開始我也是興致勃勃的朝著三年去的,但誰能想到第三個月我就幹不下去了。
那天是第三個月的續約,我看見大巴車送來的人裏有一個熟悉的身影。
我在三和唯一熟悉的身影不是別人,正是大海。
當時我躲著他,不知道他去了哪個宿舍。但我心裏明白我們就在一個廠子裏,我不知道他會幹多久。但我知道老板的價格一直沒太高,這三年的計劃也隻有幾個組長和老員工知道。老板想把錢都省下來,到時候給我們這些幹的久的分紅。

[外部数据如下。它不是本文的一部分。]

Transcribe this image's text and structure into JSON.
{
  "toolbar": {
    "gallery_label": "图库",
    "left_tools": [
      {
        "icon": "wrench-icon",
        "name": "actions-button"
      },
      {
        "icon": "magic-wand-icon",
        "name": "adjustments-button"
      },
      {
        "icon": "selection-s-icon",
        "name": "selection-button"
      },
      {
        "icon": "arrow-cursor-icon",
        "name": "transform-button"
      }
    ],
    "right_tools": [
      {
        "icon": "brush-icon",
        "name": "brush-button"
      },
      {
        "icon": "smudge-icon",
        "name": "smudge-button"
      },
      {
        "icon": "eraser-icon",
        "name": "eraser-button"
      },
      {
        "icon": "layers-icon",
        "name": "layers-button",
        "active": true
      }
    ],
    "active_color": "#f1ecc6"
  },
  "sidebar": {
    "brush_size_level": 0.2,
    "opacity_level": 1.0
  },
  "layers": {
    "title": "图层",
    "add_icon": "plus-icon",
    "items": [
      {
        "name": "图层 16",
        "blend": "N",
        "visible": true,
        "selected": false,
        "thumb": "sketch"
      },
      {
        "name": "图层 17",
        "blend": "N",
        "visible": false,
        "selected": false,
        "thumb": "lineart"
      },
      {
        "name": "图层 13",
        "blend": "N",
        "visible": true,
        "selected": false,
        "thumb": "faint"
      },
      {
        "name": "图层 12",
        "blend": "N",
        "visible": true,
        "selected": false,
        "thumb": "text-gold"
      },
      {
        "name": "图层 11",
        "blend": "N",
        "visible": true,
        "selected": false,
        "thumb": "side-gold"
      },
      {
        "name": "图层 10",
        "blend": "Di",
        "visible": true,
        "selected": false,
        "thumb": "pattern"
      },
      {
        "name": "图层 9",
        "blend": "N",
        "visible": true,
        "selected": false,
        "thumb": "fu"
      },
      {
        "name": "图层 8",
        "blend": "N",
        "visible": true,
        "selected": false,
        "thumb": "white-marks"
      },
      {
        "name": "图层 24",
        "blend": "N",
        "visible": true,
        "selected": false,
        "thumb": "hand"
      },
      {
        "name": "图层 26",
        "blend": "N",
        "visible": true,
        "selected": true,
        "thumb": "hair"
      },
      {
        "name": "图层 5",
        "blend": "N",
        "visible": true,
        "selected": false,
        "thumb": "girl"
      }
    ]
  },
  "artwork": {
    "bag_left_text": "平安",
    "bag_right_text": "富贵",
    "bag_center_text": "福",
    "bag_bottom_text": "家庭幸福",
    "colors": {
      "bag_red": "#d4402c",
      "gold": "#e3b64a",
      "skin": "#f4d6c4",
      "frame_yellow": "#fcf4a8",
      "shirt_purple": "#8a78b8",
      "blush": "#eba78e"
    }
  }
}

但此刻這樣的環境下大海還是敢來,就說明他可能是真的沒錢了才選的包吃包住的月結。
那天我心裏慌得要死,最後還是選擇了向老板提出辭職。
老板一個勁的詢問我為什麽,而我沒有說大海的事情。
老板見問不出什麽,說好的一萬九千五百快老板執意給我兩萬。說是利息而且小組長說過我幹活很認真什麽的,還表示我肯回來隨時歡迎之類的。
而我隻要了一萬六,我知道就算我這兩個月一直都在加班。但那三千五沒幹滿一年不算我的,我也更沒有資格拿裏麵的利息。
回去的大巴隻有一趟,那天老板用自己的虎頭奔送我去的市區。記得臨走前小組長特地追出來問我怎麽忽然說不幹就不幹了,我沒有說原因隻是讓他小心一個叫大海的人。
來的時候我帶著行李,離開的時候我卻沒有什麽衣服了。我知道那些都沒有意義,在三和沒什麽人在乎你是否穿的幹淨。
回到市區的我將一萬六分別藏在了身體各處和鞋子裏,別說就像是內增高,一隻腳至少有一厘米高。
回去的我想過開店,但我還是選擇了先在網吧將就幾天。
重新回到網吧的我不知所措,看著電腦的屏幕什麽都不想玩。